While Skyline told ABC Action News it removed itself as an agent/applicant for the change in land use, it sent over the results of two geophysical investigations that were done at the one-acre site in 2019 and 2021. Both found several dozen suspected objects one to two feet in diameter buried at a depth of five to eight feet.
While the company behind the studies notes it didn’t find, “buried graves that would be associated with casket burials,” it’s not possible without hand digging and physical confirmation that these objects are man introduced, or naturally occurring like tree stumps, rocks, or balls of clay.
But it did say the small and large objects found weren't associated with the length and width of typical graves.

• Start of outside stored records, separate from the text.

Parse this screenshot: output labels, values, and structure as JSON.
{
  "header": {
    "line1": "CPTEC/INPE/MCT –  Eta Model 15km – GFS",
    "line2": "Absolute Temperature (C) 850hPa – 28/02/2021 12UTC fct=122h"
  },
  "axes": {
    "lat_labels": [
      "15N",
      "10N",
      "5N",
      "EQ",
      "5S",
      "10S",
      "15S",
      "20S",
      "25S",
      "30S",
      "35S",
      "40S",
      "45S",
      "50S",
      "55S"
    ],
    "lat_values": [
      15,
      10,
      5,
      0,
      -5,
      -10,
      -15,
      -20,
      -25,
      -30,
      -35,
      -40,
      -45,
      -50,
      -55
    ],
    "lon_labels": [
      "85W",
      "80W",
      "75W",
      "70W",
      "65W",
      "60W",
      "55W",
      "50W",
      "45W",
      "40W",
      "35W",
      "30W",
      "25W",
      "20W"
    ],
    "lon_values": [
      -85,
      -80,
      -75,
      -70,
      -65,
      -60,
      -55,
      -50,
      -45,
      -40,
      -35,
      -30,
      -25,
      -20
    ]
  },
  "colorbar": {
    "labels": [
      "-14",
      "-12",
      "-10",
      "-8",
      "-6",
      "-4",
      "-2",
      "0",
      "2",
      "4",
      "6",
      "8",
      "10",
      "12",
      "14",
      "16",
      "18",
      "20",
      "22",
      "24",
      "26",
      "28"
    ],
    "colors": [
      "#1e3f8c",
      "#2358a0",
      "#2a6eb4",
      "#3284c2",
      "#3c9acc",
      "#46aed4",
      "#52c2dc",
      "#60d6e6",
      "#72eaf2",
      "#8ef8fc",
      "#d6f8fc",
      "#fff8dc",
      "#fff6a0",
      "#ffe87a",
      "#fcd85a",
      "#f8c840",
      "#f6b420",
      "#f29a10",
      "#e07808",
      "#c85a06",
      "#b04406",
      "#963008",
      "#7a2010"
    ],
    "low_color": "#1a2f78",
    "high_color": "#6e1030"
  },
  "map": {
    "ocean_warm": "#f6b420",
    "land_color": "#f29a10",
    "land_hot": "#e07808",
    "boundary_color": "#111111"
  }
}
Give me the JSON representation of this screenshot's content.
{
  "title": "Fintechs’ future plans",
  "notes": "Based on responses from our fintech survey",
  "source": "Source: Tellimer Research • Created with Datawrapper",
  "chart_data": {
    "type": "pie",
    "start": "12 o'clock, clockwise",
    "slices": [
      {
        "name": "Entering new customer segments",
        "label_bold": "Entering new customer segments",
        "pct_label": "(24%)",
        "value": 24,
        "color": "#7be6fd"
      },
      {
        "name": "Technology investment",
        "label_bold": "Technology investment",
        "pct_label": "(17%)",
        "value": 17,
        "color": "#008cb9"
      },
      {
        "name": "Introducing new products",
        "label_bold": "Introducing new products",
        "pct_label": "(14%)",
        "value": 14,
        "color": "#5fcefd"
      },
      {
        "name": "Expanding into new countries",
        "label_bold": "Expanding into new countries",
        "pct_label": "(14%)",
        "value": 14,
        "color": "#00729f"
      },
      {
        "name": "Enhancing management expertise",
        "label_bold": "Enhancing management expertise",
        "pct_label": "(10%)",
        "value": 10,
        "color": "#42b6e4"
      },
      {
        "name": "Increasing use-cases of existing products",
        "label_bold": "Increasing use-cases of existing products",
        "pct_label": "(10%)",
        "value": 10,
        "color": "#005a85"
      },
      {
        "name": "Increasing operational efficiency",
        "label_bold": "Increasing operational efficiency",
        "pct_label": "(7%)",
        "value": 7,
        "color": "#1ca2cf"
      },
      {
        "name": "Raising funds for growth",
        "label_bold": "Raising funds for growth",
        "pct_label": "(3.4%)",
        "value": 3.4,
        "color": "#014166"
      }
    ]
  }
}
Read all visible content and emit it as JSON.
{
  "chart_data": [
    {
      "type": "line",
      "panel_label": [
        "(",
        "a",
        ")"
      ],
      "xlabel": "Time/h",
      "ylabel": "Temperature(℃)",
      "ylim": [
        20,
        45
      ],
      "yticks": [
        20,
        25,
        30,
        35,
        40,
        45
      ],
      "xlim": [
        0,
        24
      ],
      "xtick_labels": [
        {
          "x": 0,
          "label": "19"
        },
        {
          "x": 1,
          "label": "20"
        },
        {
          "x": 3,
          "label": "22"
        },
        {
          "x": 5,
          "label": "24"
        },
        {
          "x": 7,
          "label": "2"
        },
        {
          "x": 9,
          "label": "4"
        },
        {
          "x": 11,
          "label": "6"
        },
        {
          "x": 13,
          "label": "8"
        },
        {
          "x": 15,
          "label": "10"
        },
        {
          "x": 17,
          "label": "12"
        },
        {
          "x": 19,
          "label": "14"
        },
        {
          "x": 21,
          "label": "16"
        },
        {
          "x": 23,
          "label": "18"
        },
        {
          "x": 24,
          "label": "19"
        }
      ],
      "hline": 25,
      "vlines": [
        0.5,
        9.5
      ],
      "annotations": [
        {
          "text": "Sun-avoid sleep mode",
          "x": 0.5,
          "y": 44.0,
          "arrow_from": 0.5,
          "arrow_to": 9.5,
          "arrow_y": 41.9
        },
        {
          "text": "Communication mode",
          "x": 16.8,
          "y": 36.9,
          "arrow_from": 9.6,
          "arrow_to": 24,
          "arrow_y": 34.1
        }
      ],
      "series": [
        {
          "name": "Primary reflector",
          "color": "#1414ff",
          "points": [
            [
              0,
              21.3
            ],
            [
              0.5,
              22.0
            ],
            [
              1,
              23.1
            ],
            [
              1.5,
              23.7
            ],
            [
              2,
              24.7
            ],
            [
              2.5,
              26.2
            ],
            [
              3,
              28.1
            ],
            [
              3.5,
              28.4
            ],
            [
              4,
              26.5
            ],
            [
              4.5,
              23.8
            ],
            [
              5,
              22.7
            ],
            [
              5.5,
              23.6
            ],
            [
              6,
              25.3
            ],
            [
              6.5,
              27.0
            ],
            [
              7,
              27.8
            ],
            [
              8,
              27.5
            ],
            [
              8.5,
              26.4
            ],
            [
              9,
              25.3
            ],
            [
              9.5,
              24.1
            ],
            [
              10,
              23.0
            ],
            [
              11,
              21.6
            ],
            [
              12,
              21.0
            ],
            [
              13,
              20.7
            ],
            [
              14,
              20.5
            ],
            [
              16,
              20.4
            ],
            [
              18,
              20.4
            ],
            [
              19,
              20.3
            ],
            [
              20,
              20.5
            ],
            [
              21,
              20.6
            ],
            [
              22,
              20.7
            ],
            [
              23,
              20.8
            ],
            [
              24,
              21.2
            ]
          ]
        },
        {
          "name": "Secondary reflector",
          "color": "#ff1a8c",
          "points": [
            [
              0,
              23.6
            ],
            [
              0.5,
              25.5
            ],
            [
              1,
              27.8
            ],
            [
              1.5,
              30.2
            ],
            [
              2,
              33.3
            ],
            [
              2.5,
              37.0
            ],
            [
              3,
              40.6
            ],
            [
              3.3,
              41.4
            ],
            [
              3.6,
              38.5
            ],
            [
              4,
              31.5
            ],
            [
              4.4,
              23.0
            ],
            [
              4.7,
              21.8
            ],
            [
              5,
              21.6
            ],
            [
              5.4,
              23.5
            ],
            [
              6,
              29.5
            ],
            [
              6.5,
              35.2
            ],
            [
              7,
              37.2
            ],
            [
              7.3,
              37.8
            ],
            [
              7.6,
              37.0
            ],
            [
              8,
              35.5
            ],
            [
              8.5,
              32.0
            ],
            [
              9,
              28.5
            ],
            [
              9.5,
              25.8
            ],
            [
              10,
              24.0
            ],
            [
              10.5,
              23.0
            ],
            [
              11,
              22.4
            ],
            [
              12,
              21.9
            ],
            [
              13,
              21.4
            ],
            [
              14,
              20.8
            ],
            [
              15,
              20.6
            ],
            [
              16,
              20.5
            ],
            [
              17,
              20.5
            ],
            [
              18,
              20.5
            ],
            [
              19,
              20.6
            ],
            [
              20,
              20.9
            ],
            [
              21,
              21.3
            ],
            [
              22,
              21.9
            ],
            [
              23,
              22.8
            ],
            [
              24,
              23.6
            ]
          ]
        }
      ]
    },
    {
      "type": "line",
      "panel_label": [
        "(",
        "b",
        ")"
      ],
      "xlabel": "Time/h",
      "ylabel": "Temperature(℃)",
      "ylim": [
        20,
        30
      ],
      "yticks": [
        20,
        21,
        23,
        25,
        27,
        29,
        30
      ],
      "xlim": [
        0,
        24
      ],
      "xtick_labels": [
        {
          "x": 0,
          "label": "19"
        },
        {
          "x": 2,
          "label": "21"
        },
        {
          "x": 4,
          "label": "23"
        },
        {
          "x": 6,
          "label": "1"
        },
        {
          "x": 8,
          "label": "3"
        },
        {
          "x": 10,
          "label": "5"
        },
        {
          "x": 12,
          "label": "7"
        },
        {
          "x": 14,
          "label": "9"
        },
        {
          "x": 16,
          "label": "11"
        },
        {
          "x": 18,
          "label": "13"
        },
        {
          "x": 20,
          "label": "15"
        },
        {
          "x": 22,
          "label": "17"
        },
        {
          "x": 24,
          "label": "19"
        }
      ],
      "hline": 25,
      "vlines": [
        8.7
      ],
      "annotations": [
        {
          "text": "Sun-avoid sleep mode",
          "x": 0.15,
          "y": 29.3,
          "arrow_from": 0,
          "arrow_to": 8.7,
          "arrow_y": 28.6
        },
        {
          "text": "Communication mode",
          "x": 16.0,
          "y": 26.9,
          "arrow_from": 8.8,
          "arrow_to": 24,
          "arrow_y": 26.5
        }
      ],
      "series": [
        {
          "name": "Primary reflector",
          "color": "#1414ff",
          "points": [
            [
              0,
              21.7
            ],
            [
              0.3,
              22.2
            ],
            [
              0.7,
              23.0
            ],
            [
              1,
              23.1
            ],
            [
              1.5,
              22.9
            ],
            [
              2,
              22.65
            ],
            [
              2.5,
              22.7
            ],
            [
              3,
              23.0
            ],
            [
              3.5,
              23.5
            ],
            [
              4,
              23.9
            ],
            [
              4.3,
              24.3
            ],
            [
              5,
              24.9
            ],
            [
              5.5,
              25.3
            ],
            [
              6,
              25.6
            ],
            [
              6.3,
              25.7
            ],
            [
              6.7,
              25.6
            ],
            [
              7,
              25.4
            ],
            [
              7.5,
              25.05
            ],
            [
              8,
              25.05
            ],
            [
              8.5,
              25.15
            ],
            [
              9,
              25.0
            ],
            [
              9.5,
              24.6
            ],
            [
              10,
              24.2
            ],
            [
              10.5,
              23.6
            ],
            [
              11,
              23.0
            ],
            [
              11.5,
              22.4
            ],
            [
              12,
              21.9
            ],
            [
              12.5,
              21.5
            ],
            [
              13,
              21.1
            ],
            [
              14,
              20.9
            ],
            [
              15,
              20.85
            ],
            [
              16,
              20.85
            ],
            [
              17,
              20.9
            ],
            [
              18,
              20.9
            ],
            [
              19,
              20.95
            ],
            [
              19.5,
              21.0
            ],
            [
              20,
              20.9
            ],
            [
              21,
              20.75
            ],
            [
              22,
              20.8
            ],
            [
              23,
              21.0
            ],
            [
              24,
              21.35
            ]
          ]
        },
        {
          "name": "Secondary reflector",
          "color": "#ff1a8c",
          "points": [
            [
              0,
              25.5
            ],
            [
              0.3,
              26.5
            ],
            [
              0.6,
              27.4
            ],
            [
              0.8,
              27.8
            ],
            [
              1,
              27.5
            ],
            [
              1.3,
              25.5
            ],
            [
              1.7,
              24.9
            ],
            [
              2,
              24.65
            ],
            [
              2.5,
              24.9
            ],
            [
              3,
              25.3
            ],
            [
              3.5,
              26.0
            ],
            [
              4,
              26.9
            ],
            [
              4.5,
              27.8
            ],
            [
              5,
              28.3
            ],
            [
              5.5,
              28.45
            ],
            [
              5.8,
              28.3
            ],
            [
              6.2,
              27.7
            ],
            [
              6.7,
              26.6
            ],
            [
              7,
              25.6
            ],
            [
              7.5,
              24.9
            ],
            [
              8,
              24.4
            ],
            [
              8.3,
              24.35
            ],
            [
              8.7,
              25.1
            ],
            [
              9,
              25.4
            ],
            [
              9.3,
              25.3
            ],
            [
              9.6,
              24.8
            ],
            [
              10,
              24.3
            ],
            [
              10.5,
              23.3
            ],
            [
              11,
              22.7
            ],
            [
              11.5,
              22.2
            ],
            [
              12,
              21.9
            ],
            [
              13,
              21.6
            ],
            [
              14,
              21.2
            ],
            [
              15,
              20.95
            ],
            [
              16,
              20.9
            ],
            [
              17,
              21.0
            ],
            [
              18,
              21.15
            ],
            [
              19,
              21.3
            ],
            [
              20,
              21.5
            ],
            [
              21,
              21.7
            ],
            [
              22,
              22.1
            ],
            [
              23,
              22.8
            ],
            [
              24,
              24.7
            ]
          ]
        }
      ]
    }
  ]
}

Jeff Moates, a USF-based archaeologist that’s helped uncover lost or built-over African-American cemeteries across the Tama Bay area sent his thoughts on the studies through e-mail:
“These were conducted by geo-technicians, not archaeologists. Their methods of study are not consistent with identifying human burials. It is entirely possible that graves exist in this area."
But, he said there's no proof these potential graves are Black burials.
ABC Action News spoke to Teresa Caddick, the President for Showmen’s Rest and she sent a statement that read:
“My opinion is we’ve done our due diligence, it’s private property, it’s not part of Woodlawn Cemetery. We’ve done two tests both of which showed no burials and what we’re asking for is a land use change, the same rights that any private property owner has out there in that area.”
The discovery of Black burials underneath the Robles Park housing development in 2019, also known as the forgotten Zion Cemetery, has been the catalyst to change in the Florida state legislature.
State Representative Fentrice Driskell created an Abandoned African-American Cemeteries Taskforce that would recommend how the state moves forward in recording, studying, and remembering forgotten Black cemeteries.
“In Florida, we are very strong on property rights and we want to make sure we aren’t doing anything to weaken that,” she said. “But, at the same time, we can acknowledge there may be a compelling public policy interest or community interest in investigating whether there is a cemetery on a private property.”
Lewis, who is a member of the task force, understands private owners have rights but she thinks more can be done at this site to be absolutely sure.
“I’m just asking the city of Tampa, let’s figure this out together,” she said. “Let’s work together, let’s right this wrong part of history.”
The land-use change is going before the Tampa City Council on February 24, 2022. ABC Action News will follow this topic and let you know what's decided.